なんて、『大最悪』の存在感が皆無だったり、主役が完全にロキファミリアで『アストレア・レコード』じゃなくて実質『ソード・オラトリア』だったり、ツッコミを入れたいところはいくつかあるが、それを差し引いても傑作だった。
それぞれの『正義』と『悪』をかけて戦う正邪決戦は、どこもかしこも自分の信念を信じ命を燃やす熱い戦いばかり。
中でも最も熱かったのが、六章「名前のない英雄達」。オッタルが“ベル君”してるだけで十分な盛り上がりなのだが、それ以上に胸を熱くしてくれるのが一線を退いたベテランたち。老兵が若者に未来を託し死地へ赴くその姿は、格好いい以外の形容詞が見つからない。
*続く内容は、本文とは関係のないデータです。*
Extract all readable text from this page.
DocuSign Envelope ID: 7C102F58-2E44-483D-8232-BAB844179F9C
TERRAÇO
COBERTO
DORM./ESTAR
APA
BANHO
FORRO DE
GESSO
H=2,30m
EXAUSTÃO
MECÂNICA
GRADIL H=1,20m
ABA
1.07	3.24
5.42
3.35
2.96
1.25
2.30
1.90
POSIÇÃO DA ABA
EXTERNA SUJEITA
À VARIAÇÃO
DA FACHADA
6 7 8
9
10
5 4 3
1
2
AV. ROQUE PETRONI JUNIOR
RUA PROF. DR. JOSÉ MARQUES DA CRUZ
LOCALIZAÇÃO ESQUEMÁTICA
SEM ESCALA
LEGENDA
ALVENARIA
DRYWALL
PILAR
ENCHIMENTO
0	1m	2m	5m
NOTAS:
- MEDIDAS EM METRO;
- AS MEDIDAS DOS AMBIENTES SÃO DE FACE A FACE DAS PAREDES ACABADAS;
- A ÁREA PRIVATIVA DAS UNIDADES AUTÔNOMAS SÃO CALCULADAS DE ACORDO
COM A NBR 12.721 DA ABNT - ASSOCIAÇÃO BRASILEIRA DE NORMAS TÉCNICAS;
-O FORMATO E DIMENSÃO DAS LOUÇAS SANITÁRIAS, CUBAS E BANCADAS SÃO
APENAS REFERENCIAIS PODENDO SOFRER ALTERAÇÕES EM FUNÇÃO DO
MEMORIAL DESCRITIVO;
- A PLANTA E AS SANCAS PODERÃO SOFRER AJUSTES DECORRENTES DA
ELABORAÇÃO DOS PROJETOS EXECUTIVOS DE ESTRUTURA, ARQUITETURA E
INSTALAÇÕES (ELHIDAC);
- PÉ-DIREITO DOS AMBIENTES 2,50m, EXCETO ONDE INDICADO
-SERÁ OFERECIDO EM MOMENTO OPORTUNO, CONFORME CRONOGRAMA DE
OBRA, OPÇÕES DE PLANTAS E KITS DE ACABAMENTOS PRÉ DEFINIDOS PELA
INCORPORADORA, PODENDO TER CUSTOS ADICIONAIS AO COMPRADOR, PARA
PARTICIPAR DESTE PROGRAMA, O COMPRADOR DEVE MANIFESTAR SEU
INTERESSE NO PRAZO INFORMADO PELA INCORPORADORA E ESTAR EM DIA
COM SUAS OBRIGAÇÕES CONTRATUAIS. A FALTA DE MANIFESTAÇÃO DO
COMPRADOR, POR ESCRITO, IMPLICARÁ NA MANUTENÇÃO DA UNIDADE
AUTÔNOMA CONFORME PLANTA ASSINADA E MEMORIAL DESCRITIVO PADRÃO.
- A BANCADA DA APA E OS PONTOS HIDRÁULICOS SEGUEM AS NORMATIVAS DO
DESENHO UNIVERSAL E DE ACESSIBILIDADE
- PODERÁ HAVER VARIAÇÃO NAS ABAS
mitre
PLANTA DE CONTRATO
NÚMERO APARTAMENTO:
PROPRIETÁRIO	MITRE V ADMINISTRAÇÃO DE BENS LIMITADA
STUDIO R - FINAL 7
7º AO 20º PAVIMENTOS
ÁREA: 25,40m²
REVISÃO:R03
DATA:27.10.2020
また、後半は今に繋がる事実が次々と明らかになっていく展開が熱い。
過去の英雄の真意が明かされたことで、フィンやオッタルが引っ張り、アイズがそれに迫り、ベルがその背中を追う今のオラリオが、散っていった英雄たちの願いの上に成り立っているのだと知れて、これまでの物語の深みがさらに増した気がする。六章の老兵たちといいLv.7の二人といい、王道の「俺の屍を越えてゆけ」をこんなに渋く格好良くやられたら感動しないわけがない。
おまけにボーナストラックのEXTRAにはまさかのベル君出生の秘密まであって、先人たちの願いに想いを馳せる最高のスピンオフだった。